Hi, @FRENKIE-CHIANG. Thank you for using the MIMIC-CXR-VQA dataset! To access the test set of MIMIC-CXR-VQA dataset, please follow these steps:

Construct the test.json File: Execute the script provided below. (For more details, refer to how to access) bash download_and_build_dataset.sh

Modify the download_images.sh Script: After obtaining the test.json file, you need to modify the download_images.sh script to ensure only the test set is downloaded. Considering the large scale of the MIMIC-CXR-JPG dataset you mentioned, this revision enables downloading a smaller subset of images.
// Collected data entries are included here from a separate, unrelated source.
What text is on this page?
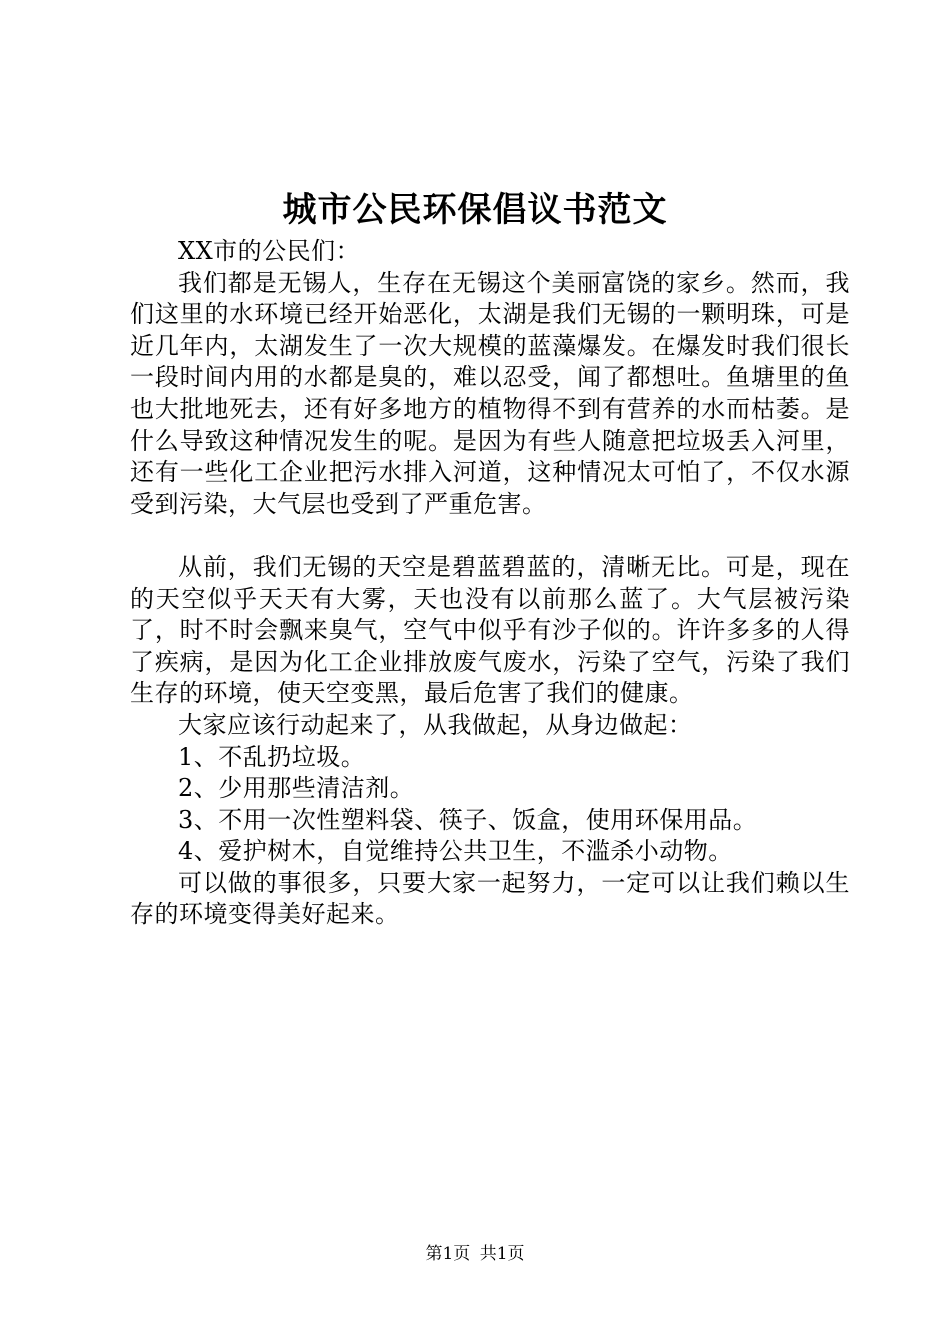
城市公民环保倡议书范文

XX市的公民们：

我们都是无锡人，生存在无锡这个美丽富饶的家乡。然而，我们这里的水环境已经开始恶化，太湖是我们无锡的一颗明珠，可是近几年内，太湖发生了一次大规模的蓝藻爆发。在爆发时我们很长一段时间内用的水都是臭的，难以忍受，闻了都想吐。鱼塘里的鱼也大批地死去，还有好多地方的植物得不到有营养的水而枯萎。是什么导致这种情况发生的呢。是因为有些人随意把垃圾丢入河里，还有一些化工企业把污水排入河道，这种情况太可怕了，不仅水源受到污染，大气层也受到了严重危害。

从前，我们无锡的天空是碧蓝碧蓝的，清晰无比。可是，现在的天空似乎天天有大雾，天也没有以前那么蓝了。大气层被污染了，时不时会飘来臭气，空气中似乎有沙子似的。许许多多的人得了疾病，是因为化工企业排放废气废水，污染了空气，污染了我们生存的环境，使天空变黑，最后危害了我们的健康。

大家应该行动起来了，从我做起，从身边做起：

1、不乱扔垃圾。

2、少用那些清洁剂。

3、不用一次性塑料袋、筷子、饭盒，使用环保用品。

4、爱护树木，自觉维持公共卫生，不滥杀小动物。

可以做的事很多，只要大家一起努力，一定可以让我们赖以生存的环境变得美好起来。

第1页 共1页
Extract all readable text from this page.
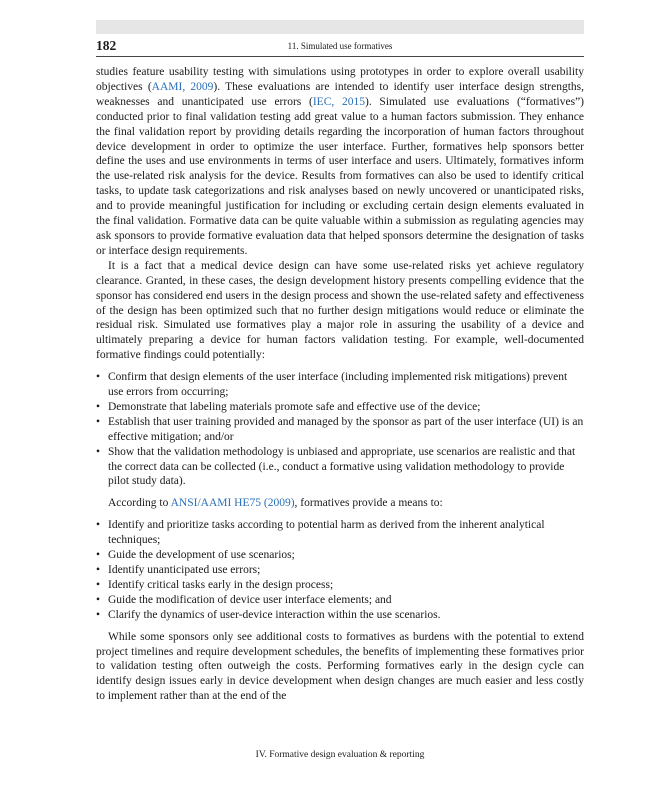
182	11. Simulated use formatives

studies feature usability testing with simulations using prototypes in order to explore overall usability objectives (AAMI, 2009). These evaluations are intended to identify user interface design strengths, weaknesses and unanticipated use errors (IEC, 2015). Simulated use evaluations (“formatives”) conducted prior to final validation testing add great value to a human factors submission. They enhance the final validation report by providing details regarding the incorporation of human factors throughout device development in order to optimize the user interface. Further, formatives help sponsors better define the uses and use environments in terms of user interface and users. Ultimately, formatives inform the use-related risk analysis for the device. Results from formatives can also be used to identify critical tasks, to update task categorizations and risk analyses based on newly uncovered or unanticipated risks, and to provide meaningful justification for including or excluding certain design elements evaluated in the final validation. Formative data can be quite valuable within a submission as regulating agencies may ask sponsors to provide formative evaluation data that helped sponsors determine the designation of tasks or interface design requirements.

It is a fact that a medical device design can have some use-related risks yet achieve regulatory clearance. Granted, in these cases, the design development history presents compelling evidence that the sponsor has considered end users in the design process and shown the use-related safety and effectiveness of the design has been optimized such that no further design mitigations would reduce or eliminate the residual risk. Simulated use formatives play a major role in assuring the usability of a device and ultimately preparing a device for human factors validation testing. For example, well-documented formative findings could potentially:

• Confirm that design elements of the user interface (including implemented risk mitigations) prevent use errors from occurring;
• Demonstrate that labeling materials promote safe and effective use of the device;
• Establish that user training provided and managed by the sponsor as part of the user interface (UI) is an effective mitigation; and/or
• Show that the validation methodology is unbiased and appropriate, use scenarios are realistic and that the correct data can be collected (i.e., conduct a formative using validation methodology to provide pilot study data).

According to ANSI/AAMI HE75 (2009), formatives provide a means to:

• Identify and prioritize tasks according to potential harm as derived from the inherent analytical techniques;
• Guide the development of use scenarios;
• Identify unanticipated use errors;
• Identify critical tasks early in the design process;
• Guide the modification of device user interface elements; and
• Clarify the dynamics of user-device interaction within the use scenarios.

While some sponsors only see additional costs to formatives as burdens with the potential to extend project timelines and require development schedules, the benefits of implementing these formatives prior to validation testing often outweigh the costs. Performing formatives early in the design cycle can identify design issues early in device development when design changes are much easier and less costly to implement rather than at the end of the

IV. Formative design evaluation & reporting
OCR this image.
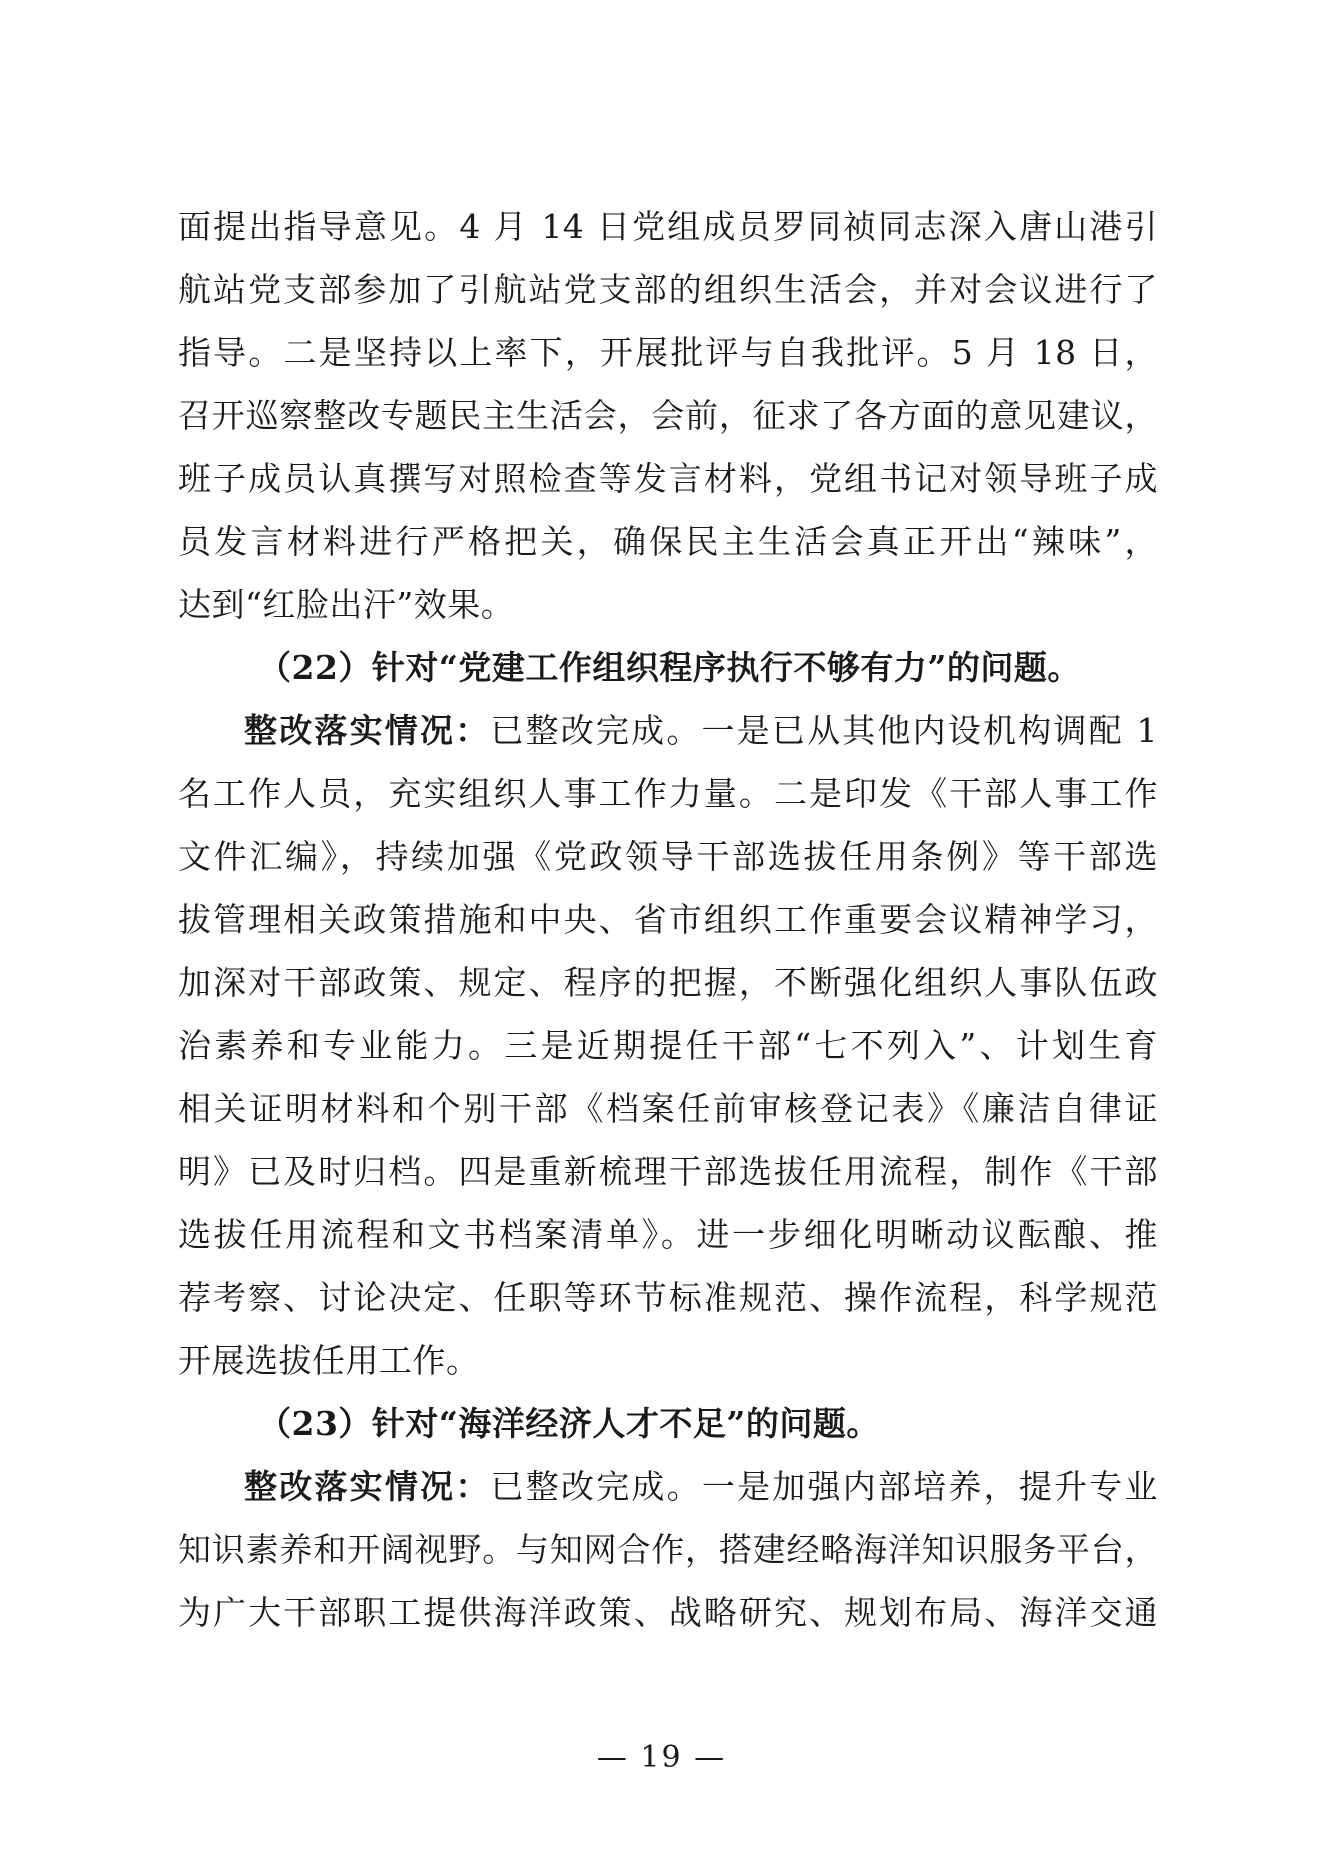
面提出指导意见。4 月 14 日党组成员罗同祯同志深入唐山港引
航站党支部参加了引航站党支部的组织生活会，并对会议进行了
指导。二是坚持以上率下，开展批评与自我批评。5 月 18 日，
召开巡察整改专题民主生活会，会前，征求了各方面的意见建议，
班子成员认真撰写对照检查等发言材料，党组书记对领导班子成
员发言材料进行严格把关，确保民主生活会真正开出“辣味”，
达到“红脸出汗”效果。
（22）针对“党建工作组织程序执行不够有力”的问题。
整改落实情况：已整改完成。一是已从其他内设机构调配 1
名工作人员，充实组织人事工作力量。二是印发《干部人事工作
文件汇编》，持续加强《党政领导干部选拔任用条例》等干部选
拔管理相关政策措施和中央、省市组织工作重要会议精神学习，
加深对干部政策、规定、程序的把握，不断强化组织人事队伍政
治素养和专业能力。三是近期提任干部“七不列入”、计划生育
相关证明材料和个别干部《档案任前审核登记表》《廉洁自律证
明》已及时归档。四是重新梳理干部选拔任用流程，制作《干部
选拔任用流程和文书档案清单》。进一步细化明晰动议酝酿、推
荐考察、讨论决定、任职等环节标准规范、操作流程，科学规范
开展选拔任用工作。
（23）针对“海洋经济人才不足”的问题。
整改落实情况：已整改完成。一是加强内部培养，提升专业
知识素养和开阔视野。与知网合作，搭建经略海洋知识服务平台，
为广大干部职工提供海洋政策、战略研究、规划布局、海洋交通
— 19 —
Modify the script as follows:

(before)

https://github.com/baeseongsu/mimic-cxr-vqa/blob/b177ce81bc37826b0c44bef9950a13ec9151fac5/download_images.sh#L32-L38

(after)

Gather image paths from the test JSON dataset file image_paths_test=$(get_image_paths 'mimiccxrvqa/dataset/test.json') # Set the script to use only the test set image paths image_paths=$(echo -e "$image_paths_test")

If you encounter any problems with these steps or experience any inconvenience, please let us know.

— Reply to this email directly, view it on GitHub, or unsubscribe. You are receiving this because you were mentioned.Message ID: @.***>

baeseongsu commented 5 months ago

Hi, @FRENKIE-CHIANG!


As these datasets are under the PhysioNet Credentialed Health Data License 1.5.0, please be aware that we cannot directly upload the entire dataset freely.